En l'espèce, dans la nuit du 19 novembre 2010, un navire de pêche ayant un équipage de quatre hommes a rompu, sous l'effet d'une mer forte et d'un vent violent, sa ligne de mouillage alors qu'il était à l'ancre et s'est échoué sur les brisants de la côte. Deux marins ont trouvé la mort au cours de ce naufrage. M. X, en sa qualité d'armateur, et M. Y, en sa qualité de capitaine du navire, ont été poursuivis du chef, notamment, d'homicides involontaires pour avoir omis de faire assurer une veille lors des quarts au mouillage et pour avoir omis de vérifier le bon fonctionnement des alarmes sonores ou pour ne pas les avoir activées. M. Y a été déclaré coupable et M. X a été relaxé de ce chef au motif que l'armateur ne pouvait se voir reprocher les manquements commis par le capitaine, seul responsable de la sécurité à bord par application de l'article 28 du Code disciplinaire et pénal de la marine marchande.
La cour d'appel infirme le jugement en ce qui concerne M. X et déclare celui-ci coupable d'homicides involontaires, jugeant que cet accident ne se serait pas produit si, en sa qualité d'employeur, il avait rappelé à M. Y par des consignes spécifiques, l'obligation impérative de veille en passerelle lors du mouillage à laquelle est tenue tout marin et s'il s'était enquis, en considération des moyens financiers dont il disposait, du remplacement et de la qualité de la ligne de mouillage du navire qu'il exploitait. Monsieur X s'est alors pourvu en cassation.

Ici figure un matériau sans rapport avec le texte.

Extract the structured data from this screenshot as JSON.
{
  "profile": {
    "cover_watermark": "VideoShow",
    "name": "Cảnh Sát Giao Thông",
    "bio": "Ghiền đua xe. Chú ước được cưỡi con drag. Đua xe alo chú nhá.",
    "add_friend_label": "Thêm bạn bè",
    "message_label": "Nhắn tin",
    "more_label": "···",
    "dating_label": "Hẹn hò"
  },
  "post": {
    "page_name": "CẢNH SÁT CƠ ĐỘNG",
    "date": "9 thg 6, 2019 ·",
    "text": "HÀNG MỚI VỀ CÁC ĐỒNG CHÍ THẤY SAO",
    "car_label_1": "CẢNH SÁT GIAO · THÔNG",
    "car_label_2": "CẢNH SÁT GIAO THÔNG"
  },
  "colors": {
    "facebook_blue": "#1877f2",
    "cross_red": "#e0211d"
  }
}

En énonçant la règle susvisée, la Cour de cassation juge que, procédant de son appréciation souveraine, la cour d'appel, à qui il appartenait de rechercher toute autre faute d'imprudence ou de négligence entrant dans les prévisions de l'article 221-6 du Code pénal (
N° Lexbase : L3402IQ3), a, par des motifs exempts d'insuffisance comme de contradiction, dont il résulte que le prévenu a commis une faute caractérisée et qui exposait autrui à un risque d'une particulière gravité qu'il ne pouvait ignorer, justifié sa décision (cf. l’Ouvrage "Droit du travail" N° Lexbase : E2838ETB).